For the final exercise, we're going to return to the nfl_football_players dataframe we created earlier.  

## <font color="magenta">Exercise 4 (5 points): </font>
Create a new dataframe that contains all the columns in the nfl_football_players dataframe as well as an additional column that contains each player's height in centimeters.
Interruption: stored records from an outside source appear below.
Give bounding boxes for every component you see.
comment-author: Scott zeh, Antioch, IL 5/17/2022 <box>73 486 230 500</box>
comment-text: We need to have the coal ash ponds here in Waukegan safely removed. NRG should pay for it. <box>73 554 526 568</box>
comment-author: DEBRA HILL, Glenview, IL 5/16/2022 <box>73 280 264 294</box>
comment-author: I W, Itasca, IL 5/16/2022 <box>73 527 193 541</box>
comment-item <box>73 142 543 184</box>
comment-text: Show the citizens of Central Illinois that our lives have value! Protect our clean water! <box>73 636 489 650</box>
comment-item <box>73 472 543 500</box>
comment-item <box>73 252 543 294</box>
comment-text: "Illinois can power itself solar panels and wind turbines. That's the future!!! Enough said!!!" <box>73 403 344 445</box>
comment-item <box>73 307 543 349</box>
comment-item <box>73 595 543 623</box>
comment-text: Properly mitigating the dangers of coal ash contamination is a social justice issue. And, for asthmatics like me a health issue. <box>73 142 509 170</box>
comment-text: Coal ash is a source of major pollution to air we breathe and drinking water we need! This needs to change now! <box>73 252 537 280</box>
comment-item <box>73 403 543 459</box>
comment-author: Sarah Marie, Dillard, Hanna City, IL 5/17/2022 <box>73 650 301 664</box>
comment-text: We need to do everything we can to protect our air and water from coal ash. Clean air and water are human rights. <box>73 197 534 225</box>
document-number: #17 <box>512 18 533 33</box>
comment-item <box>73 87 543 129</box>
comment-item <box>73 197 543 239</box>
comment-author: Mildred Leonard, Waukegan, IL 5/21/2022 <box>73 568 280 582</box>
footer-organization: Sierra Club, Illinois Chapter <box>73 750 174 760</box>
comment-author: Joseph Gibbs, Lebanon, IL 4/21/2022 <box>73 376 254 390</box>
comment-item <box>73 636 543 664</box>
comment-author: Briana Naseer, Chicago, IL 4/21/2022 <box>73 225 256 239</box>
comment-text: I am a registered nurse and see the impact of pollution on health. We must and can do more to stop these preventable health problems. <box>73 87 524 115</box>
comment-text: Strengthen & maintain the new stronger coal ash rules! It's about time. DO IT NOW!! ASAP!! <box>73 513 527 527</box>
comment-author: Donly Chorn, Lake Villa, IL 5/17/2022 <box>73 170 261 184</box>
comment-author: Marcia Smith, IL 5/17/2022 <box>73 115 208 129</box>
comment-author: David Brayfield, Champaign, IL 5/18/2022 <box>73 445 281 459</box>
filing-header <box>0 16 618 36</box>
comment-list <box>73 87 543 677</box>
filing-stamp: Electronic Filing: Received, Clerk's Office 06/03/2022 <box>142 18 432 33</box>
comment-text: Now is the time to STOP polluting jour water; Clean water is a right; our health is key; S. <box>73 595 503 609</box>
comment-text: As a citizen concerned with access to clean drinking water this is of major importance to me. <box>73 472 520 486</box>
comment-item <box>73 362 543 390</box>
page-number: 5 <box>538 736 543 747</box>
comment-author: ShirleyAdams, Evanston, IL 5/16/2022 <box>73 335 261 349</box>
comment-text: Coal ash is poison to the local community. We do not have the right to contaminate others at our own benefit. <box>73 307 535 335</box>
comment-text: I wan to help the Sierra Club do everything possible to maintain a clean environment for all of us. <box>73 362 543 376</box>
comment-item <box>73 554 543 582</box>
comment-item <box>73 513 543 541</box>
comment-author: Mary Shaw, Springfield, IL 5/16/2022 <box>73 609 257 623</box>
Show the first 5 rows of your result.

hint: 1 inch = 2.54 cm

hint: you can use the vectorized string function str.split() to separate feet and inches from the original dataframe column, _you might want to figure out what expand=True does in split()_.

hint: remember to cast strings to numeric types if you're going to perform math on them

hint: you might want to create an intermediate (temporary) DataFrame to help you keep things clear instead of attempting to do this in one line 

In [None]:
nfl_football_players.columns

In [None]:
nfl_football_players.height.head(5)

In [None]:
heights = nfl_football_players.height.str.split('-')

In [None]:
heights.head()

In [None]:
heights = nfl_football_players.height.str.split('-', expand=True)

In [None]:
heights.head()

In [None]:
heights.columns = ['feet','inches']

In [None]:
heights.head()

In [None]:

nfl_football_players['cm'] = (heights['feet'].astype(float)*12+heights['inches'].astype(float))*2.54

In [None]:
nfl_football_players.head(1)

# APIs and requests (FYI only)
You've covered the ```requests``` package in previous courses.  This example shows what you can do with an API that returns JSON:

In [None]:
import requests

In [None]:
url = 'https://api.github.com/repos/pandas-dev/pandas/issues'

In [None]:
resp = requests.get(url)
resp

In [None]:
data = resp.json()

In [None]:
data[0]['title']

In [None]:
issues = pd.DataFrame(data)
issues.head()

In [None]:
issues.columns

In [None]:
issues = pd.DataFrame(data, columns=['number', 'title','labels', 'state'])
issues.head()

## <font color="magenta">END OF NOTEBOOK</font>
Please submit this notebook in HTML format via Canvas.